African American leaders in America have helped push their community forward multiple times in history. Through social work, protests, advancing their cause through individual contribution and legislation, etc, there have been multiple black leaders that have made their mark in American history.

Martin Luther King Jr.

Dr. King is probably the most famous African American in history. He is known as the face of the Civil Rights movement in America and is world renowned for his “I Have A Dream” speech that he delivered at the March on Washington in 1963.
It outlined the vision he had for his people and his children, that they would live in a country that would judge them based on the content of their character and not the color of their skin. Due to his social work and organization of the black community, he was in large part responsible for the passage of the Civil Rights Act in
1964 that ended segregation and discrimination of African Americans by law. He was the youngest person in history to be awarded the Nobel Peace Prize at the time and he remains the most influential black leader in American History.

Malcolm X

Right alongside Martin Luther King Jr. was Malcolm X. He was another Civil Rights leader who argued for a more radical and militant solution to the discrimination faced by black people in America. He believed that black people should be separated from white people to form their own society.

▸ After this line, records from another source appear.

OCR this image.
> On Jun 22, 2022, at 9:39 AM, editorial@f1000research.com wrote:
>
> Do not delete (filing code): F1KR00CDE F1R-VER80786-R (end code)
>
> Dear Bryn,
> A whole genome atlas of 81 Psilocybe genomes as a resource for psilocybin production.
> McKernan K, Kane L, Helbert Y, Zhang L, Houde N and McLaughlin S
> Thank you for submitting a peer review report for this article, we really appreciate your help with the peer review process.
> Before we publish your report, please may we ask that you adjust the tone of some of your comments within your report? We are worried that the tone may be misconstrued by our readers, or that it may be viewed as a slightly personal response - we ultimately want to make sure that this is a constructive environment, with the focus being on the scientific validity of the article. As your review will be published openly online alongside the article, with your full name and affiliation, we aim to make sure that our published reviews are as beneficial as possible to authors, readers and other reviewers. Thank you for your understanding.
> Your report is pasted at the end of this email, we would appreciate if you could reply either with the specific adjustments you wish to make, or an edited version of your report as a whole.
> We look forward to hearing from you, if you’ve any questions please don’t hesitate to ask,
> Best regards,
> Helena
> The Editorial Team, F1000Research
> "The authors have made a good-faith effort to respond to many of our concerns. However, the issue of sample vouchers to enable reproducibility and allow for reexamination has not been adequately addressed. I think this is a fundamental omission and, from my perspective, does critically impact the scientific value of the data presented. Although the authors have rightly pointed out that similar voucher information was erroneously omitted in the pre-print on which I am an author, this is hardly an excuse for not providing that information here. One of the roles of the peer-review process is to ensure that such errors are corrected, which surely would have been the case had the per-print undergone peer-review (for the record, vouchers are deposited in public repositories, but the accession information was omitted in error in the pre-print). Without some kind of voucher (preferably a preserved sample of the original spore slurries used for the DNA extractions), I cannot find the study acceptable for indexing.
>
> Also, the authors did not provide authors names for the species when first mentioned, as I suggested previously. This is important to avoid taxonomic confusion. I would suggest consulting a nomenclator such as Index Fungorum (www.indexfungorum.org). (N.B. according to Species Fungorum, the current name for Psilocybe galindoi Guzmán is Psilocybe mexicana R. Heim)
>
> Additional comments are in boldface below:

He joined the Nation of Islam in the 1950s and quickly became the face of the organization. However, when he went for the Annual Pilgrimage to Makkah, he changed his views and disavowed racism against white people.
Due to his change in views and resignation from the Nation of Islam, he was berated and abused by his former followers. All this culminated in his assassination by three of the organization’s members in 1965.

W.E.B. DuBois

Born in February 1868 in Massachusetts, DuBois grew up to be a sociologist and a Pan Africanist. He was the leader and founder of the Niagara movement, a group of African Americans African Americans that wanted equal rights for blacks. He and his followers were opposed to the Atlanta Compromise that assured that black slaves in the South would work under their masters as long as economic opportunities and education were provided for them.
He died in 1963 after giving his entire life to Civil Rights. Some of the reforms that he advocated found their way into the Civil Rights Act which was passed a year after his death.

Crispus Attucks

Widely accepted as the first fatality of the American Revolution, Crispus Attucks is considered a landmark in American History for the ascension of black people to equality. He was lauded during the Abolitionist movement as an icon for African Americans.
He was the first person killed in the Boston Massacre and while it is still disputed whether he was a free man or an escaped slave, that hasn’t stopped his sacrifice as being seen as one of the first examples of African Americans’ struggle for equality.